In 1788, a steamboat built by John Fitch operated in regular commercial service along the Delaware river between Philadelphia PA and Burlington NJ, carrying as many as 30 passengers. This boat could typically make 7 to 8 miles per hour, and traveled more than 2,000 miles (3,200 km) during its short length of service. The Fitch steamboat was not a commercial success, as this travel route was adequately covered by relatively good wagon roads. The following year a second boat made 30 miles (48 km) excursions, and in 1790 a third boat ran a series of trials on the Delaware River before patent disputes dissuaded Fitch from continuing. In 1789, Rumsey obtained backing in England for his water-jet propelled boat Columbia Maid but at his death in 1792 no great progress had been made with it.

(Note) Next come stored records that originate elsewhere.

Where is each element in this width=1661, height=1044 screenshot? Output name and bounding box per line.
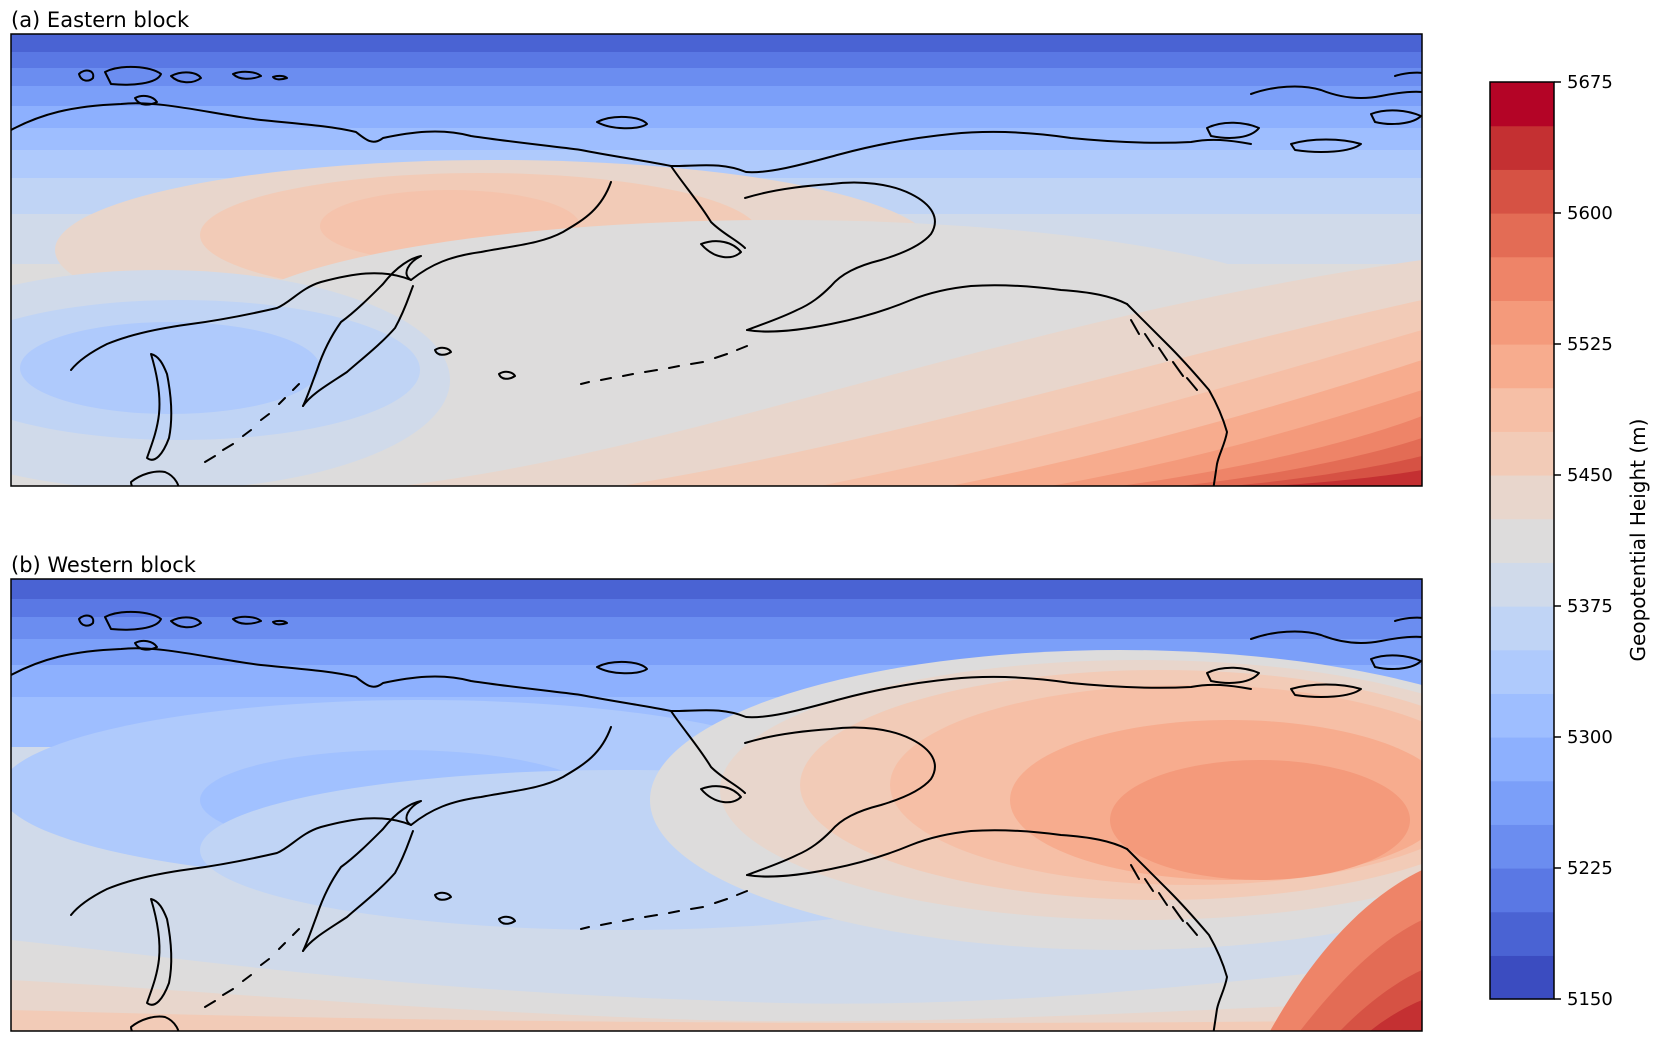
colorbar-ticks: 5150 5225 5300 5375 5450 5525 5600 5675 xyxy=(1554,72,1613,1010)
colorbar-segment xyxy=(1490,824,1554,869)
panel-a-frame xyxy=(10,33,1423,487)
panel-b-frame xyxy=(10,578,1423,1032)
colorbar-segment xyxy=(1490,737,1554,782)
colorbar-segment xyxy=(1490,300,1554,345)
panel-b: (b) Western block xyxy=(10,553,1423,1032)
colorbar: 5150 5225 5300 5375 5450 5525 5600 5675 Geopote… xyxy=(1489,72,1650,1010)
colorbar-tick-label: 5225 xyxy=(1567,858,1613,879)
colorbar-tick-label: 5600 xyxy=(1567,203,1613,224)
colorbar-segment xyxy=(1490,955,1554,1000)
colorbar-segment xyxy=(1490,606,1554,651)
colorbar-segment xyxy=(1490,82,1554,127)
panel-b-title: (b) Western block xyxy=(11,553,197,577)
colorbar-segment xyxy=(1490,518,1554,563)
colorbar-segment xyxy=(1490,169,1554,214)
colorbar-segment xyxy=(1490,911,1554,956)
colorbar-segment xyxy=(1490,256,1554,301)
colorbar-tick-label: 5450 xyxy=(1567,465,1613,486)
colorbar-segment xyxy=(1490,125,1554,170)
panel-a-title: (a) Eastern block xyxy=(11,8,190,32)
colorbar-segment xyxy=(1490,562,1554,607)
colorbar-tick-label: 5525 xyxy=(1567,334,1613,355)
colorbar-tick-label: 5300 xyxy=(1567,727,1613,748)
colorbar-segment xyxy=(1490,868,1554,913)
panel-a: (a) Eastern block xyxy=(10,8,1423,487)
colorbar-segment xyxy=(1490,344,1554,389)
colorbar-segment xyxy=(1490,780,1554,825)
colorbar-segments xyxy=(1490,82,1554,1000)
panel-b-map xyxy=(11,579,1422,1031)
colorbar-label: Geopotential Height (m) xyxy=(1626,419,1650,662)
colorbar-segment xyxy=(1490,387,1554,432)
colorbar-segment xyxy=(1490,213,1554,258)
colorbar-segment xyxy=(1490,693,1554,738)
colorbar-tick-label: 5675 xyxy=(1567,72,1613,93)
colorbar-segment xyxy=(1490,475,1554,520)
colorbar-tick-label: 5375 xyxy=(1567,596,1613,617)
colorbar-segment xyxy=(1490,431,1554,476)
colorbar-segment xyxy=(1490,649,1554,694)
panel-a-map xyxy=(11,34,1422,486)
colorbar-tick-label: 5150 xyxy=(1567,989,1613,1010)
colorbar-frame xyxy=(1489,81,1555,1000)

Meanwhile, Patrick Miller of Dalswinton, near Dumfries, Scotland, had developed double-hulled boats propelled by manually cranked paddlewheels placed between the hulls, even attempting to interest various European governments in a giant warship version, 246' long. Miller sent King Gustav III of Sweden an actual small-scale, 100-foot-long version called "Experiment"; as thanks, the king despatched a snuff-box containing Swede seeds. The snuff-box, richly illustrated with maritime scenes, is now in the collection of the Victoria & Albert Museum, London. "Sea-spook" is the Swedish naval architect Chapman's comment on it.

Miller engaged engineer William Symington to build his patent steam engine which drove a stern-mounted paddle-wheel in a boat which was successfully tried out on Dalswinton Loch in 1788, and followed by a larger steamboat the next year. Miller then abandoned the project. Ten years later Symington was engaged by Lord Dundas to build a steamboat. In March 1802, his Charlotte Dundas towed two 70-ton barges 30 km (19 mi) along the Forth and Clyde Canal to Glasgow. This vessel, the first tow boat, has been called the "first practical steamboat", and the first to be followed by continuous development of steamboats. Although plans to introduce boats on the Forth and Clyde canal were thwarted by fears of erosion of the banks, development was taken up both in Britain and abroad, including Robert Fulton's North River Steamboat of 1807 and Henry Bell's PS Comet of 1812. The first sea-going steamboat in Europe was Richard Wright's first steamboat "Experiment", an ex-French lugger; she steamed from Leeds to Yarmouth, arriving Yarmouth 19 July 1813. "Tug", the first tugboat, was launched by the Woods Brothers, Port Glasgow, on 5 November 1817; in the summer of 1817 she was the first steamboat to travel round the North of Scotland to the East Coast.